BORDERLESS WITH BROOKLYN: How to feel really good about yourself for 35 minutes-Kony2012

By: Brooklyn Middleton/Assistant Opinion Editor

Remember when it was cool to try to ‘save Darfur?’ Wait, where? It’s that place in Africa, the one that everyone wore the green bracelet for and felt better about our leaders not really doing anything to confront 21st century genocide. Shortly, we will experience a similar collective amnesia in regard to what referred to as the “Meme Du Jour,” Kony2012.

By: Brooklyn Middleton / Assistant Opinion Editor

Brooklyn Middleton / Assistant Opinion Editor

The 30-minute video from Invisible Children, the organization that created the campaign to make Joseph Kony, Ugandan war monger and leader of the Lord’s Resistance Army, infamous, is heartbreaking.  But what is even more heartbreaking is the notion that people are donating crucial money to an organization that’s mission is at best short sighted and at worse completely ineffective.

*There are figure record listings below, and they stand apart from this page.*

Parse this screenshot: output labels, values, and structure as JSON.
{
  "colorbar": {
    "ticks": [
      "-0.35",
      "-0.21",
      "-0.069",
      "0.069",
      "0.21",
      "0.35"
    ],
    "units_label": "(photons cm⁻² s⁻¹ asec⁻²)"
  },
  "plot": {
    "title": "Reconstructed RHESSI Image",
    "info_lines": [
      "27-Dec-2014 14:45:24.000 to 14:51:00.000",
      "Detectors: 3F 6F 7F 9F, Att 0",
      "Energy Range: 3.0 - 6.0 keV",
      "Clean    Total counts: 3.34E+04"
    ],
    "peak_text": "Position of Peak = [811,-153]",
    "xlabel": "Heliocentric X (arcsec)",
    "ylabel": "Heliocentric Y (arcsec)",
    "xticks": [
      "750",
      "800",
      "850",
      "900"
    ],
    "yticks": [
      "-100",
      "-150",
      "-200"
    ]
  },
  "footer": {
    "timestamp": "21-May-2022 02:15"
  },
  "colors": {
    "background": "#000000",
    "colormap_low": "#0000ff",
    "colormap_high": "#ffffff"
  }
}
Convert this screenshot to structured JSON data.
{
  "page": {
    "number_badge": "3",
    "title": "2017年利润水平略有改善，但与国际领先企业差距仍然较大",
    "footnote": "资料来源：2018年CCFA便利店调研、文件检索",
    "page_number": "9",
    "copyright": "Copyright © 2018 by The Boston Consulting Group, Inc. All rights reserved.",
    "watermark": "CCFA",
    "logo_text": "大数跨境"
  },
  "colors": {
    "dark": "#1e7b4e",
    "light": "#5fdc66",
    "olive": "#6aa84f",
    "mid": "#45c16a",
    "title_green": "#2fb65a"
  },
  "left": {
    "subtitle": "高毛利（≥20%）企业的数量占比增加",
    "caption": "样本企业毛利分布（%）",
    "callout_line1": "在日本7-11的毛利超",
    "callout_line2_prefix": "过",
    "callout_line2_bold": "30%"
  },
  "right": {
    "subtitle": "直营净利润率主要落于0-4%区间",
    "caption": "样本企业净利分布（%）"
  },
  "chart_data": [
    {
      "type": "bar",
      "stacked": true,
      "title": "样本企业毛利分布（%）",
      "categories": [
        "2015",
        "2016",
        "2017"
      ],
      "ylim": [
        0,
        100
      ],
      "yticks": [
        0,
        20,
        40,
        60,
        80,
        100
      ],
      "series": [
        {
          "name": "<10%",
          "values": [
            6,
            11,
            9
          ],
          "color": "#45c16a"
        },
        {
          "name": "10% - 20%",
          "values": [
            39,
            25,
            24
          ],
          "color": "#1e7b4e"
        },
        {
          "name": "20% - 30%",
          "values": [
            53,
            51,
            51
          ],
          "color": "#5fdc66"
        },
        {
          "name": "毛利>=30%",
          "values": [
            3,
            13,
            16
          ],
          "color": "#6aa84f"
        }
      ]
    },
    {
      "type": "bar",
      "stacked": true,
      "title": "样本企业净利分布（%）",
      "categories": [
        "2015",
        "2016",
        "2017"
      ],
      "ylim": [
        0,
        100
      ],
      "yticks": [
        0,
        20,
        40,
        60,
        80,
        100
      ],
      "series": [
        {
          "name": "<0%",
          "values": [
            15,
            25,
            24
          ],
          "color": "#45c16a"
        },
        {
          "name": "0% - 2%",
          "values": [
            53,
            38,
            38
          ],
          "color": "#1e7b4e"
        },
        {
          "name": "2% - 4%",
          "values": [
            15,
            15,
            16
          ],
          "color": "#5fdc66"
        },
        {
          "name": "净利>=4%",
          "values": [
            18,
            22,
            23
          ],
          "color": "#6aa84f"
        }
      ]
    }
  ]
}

Kony2012 experienced an incredible social media success; awareness has officially been raised.  “Change the world, watch this video!” was said by at least one person on your facebook feed, everywhere. Maybe you even have your action kit purchased on Kony2012’s website. Now what?

This type of pseudo activism is not just ineffective, it actually impedes progress from occurring. By directing our attention to this organization, we remain oblivious to other organizations that are actually cultivating real change.

It should be noted that this entire organization and the west’s response is aligned with the ideology that Africa has to be saved.  This is a falsehood, overall, and particularly untrue in regard to Kony.  Kony is a horrible person who has committed vile atrocities, this is absolutely true.  But putting him at the forefront of the entire issue oversimplifies an incredibly complex problem.

Furthermore, it’s really questionable of whether the catchphrase and intent of ‘making Kony infamous,” is truly the best tactic to take.  According to Aljazeera, the  LRA has not even operated in Uganda for at least five years.  Additionally, the video in Uganda has angered citizens.  The GlobalPost quoted Pius Bigirimana, the permanent secretary of Uganda’s Prime Minister, saying, “ Kony is of no consequence. He is a peripheral issue. It’s some of these people from outside who get excited over these things.” And we did get excited. But the problem is, when everyone gets excited and feels like they are doing something productive when in actuality they have accomplished nothing, a total failure ensues.

Indeed initiatives that address the systemic roots of war-torn Uganda and the child soldier epidemic that is rampant are much needed, but a western organization who supports military  intervention is not the authority on this. Kony might be dead, he is probably not in Uganda, and if “they”(who?) do capture and kill him, does the entire global issue of children soldiers cease to exist – no.  Now that Kony has been made infamous perhaps we can shift our support towards campaigns that more accurately reflect Ugandan politics and society.

The founder of Invisible Children himself has admitted people are probably confused about what the organization does and does not do. With only 37 percent of the overall budget going directly towards central African-related programs, the founder stated,  “We are not an aid organization, and we don’t intend to be. I think people think we’re over there delivering shoes or food. But we are an advocacy and awareness organization.”

Advocacy and awareness are important. But if the entire effort ends with everyone being aware, for 35 minutes or so and then going back to their lives, it is not just an insufficient cause but detrimental to organizations whose efforts continue on long after YouTube clicks off.